Bu tartışmada özellikle “muhalefetin” ayrışan bir tutum sergilediğini görmek mümkün. Bu ayrışmayı neye bağlıyorsun? Nasıl değerlendiriyorsun?
Ben CHP ve TİP’i takip ettim. CHP tabanında henüz Kılıçdaroğlu’nun meseleye yaklaşımının tam olarak benimsenmediğini düşünüyorum. TİP temsilcileri ise CHP’nin başörtüsü yasağı ihtimalini ortadan kaldıran yasal düzenleme önerisini, laikliğin tehdit altında olduğunu, cemaatlerin tarikatların siyasal ve sosyal etkilerinin çok büyük olduğunu hatırlatarak yersiz bulduklarını söylediler. Böylece siyasetin aktörlerinin başörtüsünü asla siyasi ve dini aidiyet konuşmadan konuşamadıklarını görmüş olduk, bu da beni biraz umutsuzluğa sürüklüyor açıkçası. Halbuki muhalefetten beklentim, AKP’nin aile ve genel ahlak gibi başlıkların yanına koymak istediği başörtüsünü, bir hak ve özgürlük meselesi olarak gördüklerini söylemekte ısrar etmeleridir.
Son dönemdeki tartışmanın geçmiş dönem tartışmalardan farkı var mı? Varsa ne?
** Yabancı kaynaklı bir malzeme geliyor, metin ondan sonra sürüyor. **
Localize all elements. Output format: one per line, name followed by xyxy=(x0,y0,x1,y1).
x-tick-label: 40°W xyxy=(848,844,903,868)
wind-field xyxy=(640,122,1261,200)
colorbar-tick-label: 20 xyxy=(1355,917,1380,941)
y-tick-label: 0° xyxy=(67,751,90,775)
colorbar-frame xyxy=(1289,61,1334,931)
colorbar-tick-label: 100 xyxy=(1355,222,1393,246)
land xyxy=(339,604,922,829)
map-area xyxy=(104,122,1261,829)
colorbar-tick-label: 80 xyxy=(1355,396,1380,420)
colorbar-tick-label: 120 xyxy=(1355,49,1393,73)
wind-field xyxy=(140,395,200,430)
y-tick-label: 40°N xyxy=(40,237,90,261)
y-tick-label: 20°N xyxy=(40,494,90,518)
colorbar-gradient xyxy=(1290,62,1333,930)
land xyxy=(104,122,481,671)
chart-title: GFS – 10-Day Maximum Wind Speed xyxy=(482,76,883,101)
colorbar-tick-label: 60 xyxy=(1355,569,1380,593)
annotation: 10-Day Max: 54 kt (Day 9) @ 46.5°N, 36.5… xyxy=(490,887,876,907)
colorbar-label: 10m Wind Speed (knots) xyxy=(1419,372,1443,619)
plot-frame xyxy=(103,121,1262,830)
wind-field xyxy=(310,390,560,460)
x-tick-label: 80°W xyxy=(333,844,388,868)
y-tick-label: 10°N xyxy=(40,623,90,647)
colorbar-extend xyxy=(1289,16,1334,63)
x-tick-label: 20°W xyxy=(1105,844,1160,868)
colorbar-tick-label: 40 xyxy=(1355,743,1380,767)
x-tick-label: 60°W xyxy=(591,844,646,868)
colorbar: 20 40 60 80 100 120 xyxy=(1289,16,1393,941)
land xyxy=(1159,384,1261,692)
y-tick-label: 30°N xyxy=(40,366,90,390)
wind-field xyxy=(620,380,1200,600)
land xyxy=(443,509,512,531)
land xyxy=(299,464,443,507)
Benim gördüğüm en dikkat çekici değişim, bir önceki soruda da vurguladığım gibi AKP’nin Kılıçdaroğlu’na cevaben genel ahlakı ve aileyi korumayı hedefleyen bir anayasa değişikliği önermesiydi. Başörtüsünü bir hak ve özgürlük meselesi olmaktan çıkarıp aileyi koruma konusunun yanına koymak çok önemli bir siyasi söylem değişikliğidir. Halbuki hak savunucuları olarak bizler başörtüsünü tüm ezilenlerin ve hakkı yenmiş olanların haklarıyla birlikte düşündük, savunuculuğunu böyle yaptık. Türkiye’de bütüncül bir hak mücadelesinin ayrılmaz parçaları olarak kadınların kendi hayat tarzlarını belirleme; yargılanmadan, dışlanmadan, ötekileştirilmeden yaşama hakkını savunuyoruz. Havle Kadın Derneği de bunu yapıyor. Kamusal alanda başını örtme özgürlüğünün aileyi koruma ve genel ahlak başlıklarının yanına konmasını başörtüsü yasaklarının yeniden gelmesi kadar büyük bir tehdit olarak görüyorum.
Uluslararası direnişler ve İran’da yaşananlar sence nasıl bir katman? Bu katmanın Türkiye’deki tartışmaların içinde nasıl bir yeri var?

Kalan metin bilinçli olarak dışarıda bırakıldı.